The effort, which officials said has been loosely ongoing since the late 1990s, came into sharp focus late last year when Steve Mills, senior vice president and group executive of the IBM Software Group, made the vertical-solution push a call to arms internally.
“It’s perfectly logical in terms of what the customer is doing,” said Mills in an interview here late last month. “The buying patterns and interest and behaviors of customers is something you always have to be watchful of. And what we’re trying to do is to ensure that the appeal of our technologies, which is a statement of what the technology is, combined with how we bring it to market, matches the way that customers are thinking about their business problems and how they go through their evaluation processes for choosing technology.”

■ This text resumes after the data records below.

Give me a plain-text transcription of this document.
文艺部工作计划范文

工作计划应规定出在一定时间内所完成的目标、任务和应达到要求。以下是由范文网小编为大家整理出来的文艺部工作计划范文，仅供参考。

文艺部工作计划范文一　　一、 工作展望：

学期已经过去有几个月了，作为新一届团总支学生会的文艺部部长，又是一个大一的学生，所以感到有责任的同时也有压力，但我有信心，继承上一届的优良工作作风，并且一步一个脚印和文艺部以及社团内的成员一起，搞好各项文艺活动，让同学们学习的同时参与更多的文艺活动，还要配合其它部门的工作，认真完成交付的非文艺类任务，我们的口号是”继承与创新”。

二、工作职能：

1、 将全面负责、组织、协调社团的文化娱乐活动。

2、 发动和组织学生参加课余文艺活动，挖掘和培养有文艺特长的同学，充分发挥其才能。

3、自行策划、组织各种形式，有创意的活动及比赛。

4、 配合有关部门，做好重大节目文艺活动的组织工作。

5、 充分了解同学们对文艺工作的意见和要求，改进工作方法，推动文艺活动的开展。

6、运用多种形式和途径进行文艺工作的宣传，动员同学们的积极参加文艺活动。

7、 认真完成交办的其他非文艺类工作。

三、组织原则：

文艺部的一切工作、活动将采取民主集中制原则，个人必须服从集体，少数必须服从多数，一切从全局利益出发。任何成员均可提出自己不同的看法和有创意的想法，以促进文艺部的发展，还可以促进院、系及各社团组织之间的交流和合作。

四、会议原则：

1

Click here to read eWEEK’s interview with Steve Mills.
Under Mills’ direction, the division has crafted more than 60 vertical product solutions; aligned itself more closely with other IBM groups such as IBM Global Services, as well as with sales and distribution groups for better vertical coordination; and launched the PartnerWorld Industry Networks program to enlist third-party participation in solution creation, among other things.
The initiative seems to be paying off. IBM officials here said the effort is responsible for bringing in thousands of new SMB (small- and midsize-business) customers—the kind that offer the greatest growth opportunities.
According to observers, IBM has a big head start on competitors.
“What makes IBM’s approach particularly noteworthy—and particularly difficult for competitors to match—is IBM’s ability to use the industry-specific knowledge that resides in the IBM Business Consulting Services group to guide the development of vertically oriented middleware components,” said Dwight Davis, an analyst with Summit Strategies Inc., in Boston.
Mike Gilpin, an analyst with Forrester Research Inc., in Cambridge, Mass., agreed. “I think IBM’s move to verticalize their middleware go-to-market strategy is among the earliest and most successful among the major general-purpose application platform vendors,” Gilpin said.